As the year began, Cyclone Christine was dissipating over Western Australia, and Cyclone Bejisa was moving toward the Mascarene Islands in the south-west Indian Ocean. Throughout the year, a further 15 tropical cyclones developed or moved into the south-west Indian Ocean. Among these were Cyclone Hellen, which in April became one of the strongest tropical cyclones ever recorded in the Mozambique Channel, with winds of 230 km/h (145 mph) and a barometric pressure of 925 mbar (hPa; 27.32 inHg). Hellen killed eight people along its path.
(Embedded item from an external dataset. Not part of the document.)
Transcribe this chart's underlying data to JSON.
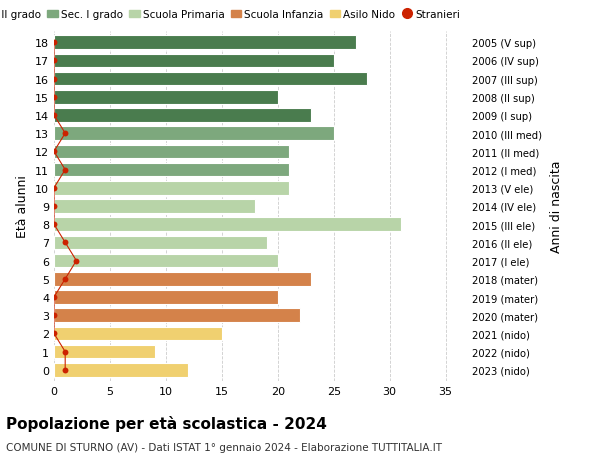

In the Australian region, there were 16 tropical cyclones during the year following Cyclone Christine, including powerful Cyclone Gillian, which disrupted the search for the missing Malaysia Airlines Flight 370, and Cyclone Ita, which left more than A$1.1 billion (US$1 billion) in damage in northeastern Australia. There were 19 tropical cyclones in the South Pacific, including powerful Cyclone Ian which moved near Tonga, killing one person. There were also two short-lived subtropical depressions in the South Atlantic Ocean.

In the northern hemisphere, activity began on 2 January when a depression formed near Sri Lanka. There were a further eight tropical cyclones to form in the year in the north Indian Ocean, including Cyclone Hudhud, a powerful cyclone that struck India in October. Hudhud left ₹219 billion (US$3.58 billion) in damage and killed 124 people, including 43 in Nepal related to snowstorms and avalanches. In the north-west Pacific Ocean, Tropical Storm Lingling formed on 10 January the first of 32 tropical cyclones to form in the basin that year. Lingling killed 70 people in the Philippines. The deadliest and costliest typhoon of the season was Typhoon Rammasun, which affected the Philippines, China, and Vietnam, causing 225 fatalities and over US$8 billion in damage. In the north-east Pacific Ocean, there were 23 tropical cyclones, including 16 hurricanes. The costliest Pacific hurricane in the year was Hurricane Odile, which struck the Baja California peninsula, with a damage total of MXN$16.6 billion (US$1.25 billion). The Atlantic hurricane season was quiet, with only nine tropical cyclones. Two hurricanes – Fay and Gonzalo – struck Bermuda within a one-week period. There was also a storm in the Mediterranean, Cyclone Qendresa, that had tropical characteristics, which killed three people in Italy and left over €200 million (US$250 million) in damage.

==Other storms==
In November, a hailstorm affected the Australian city of Brisbane, causing A$1.1 billion worth of damage.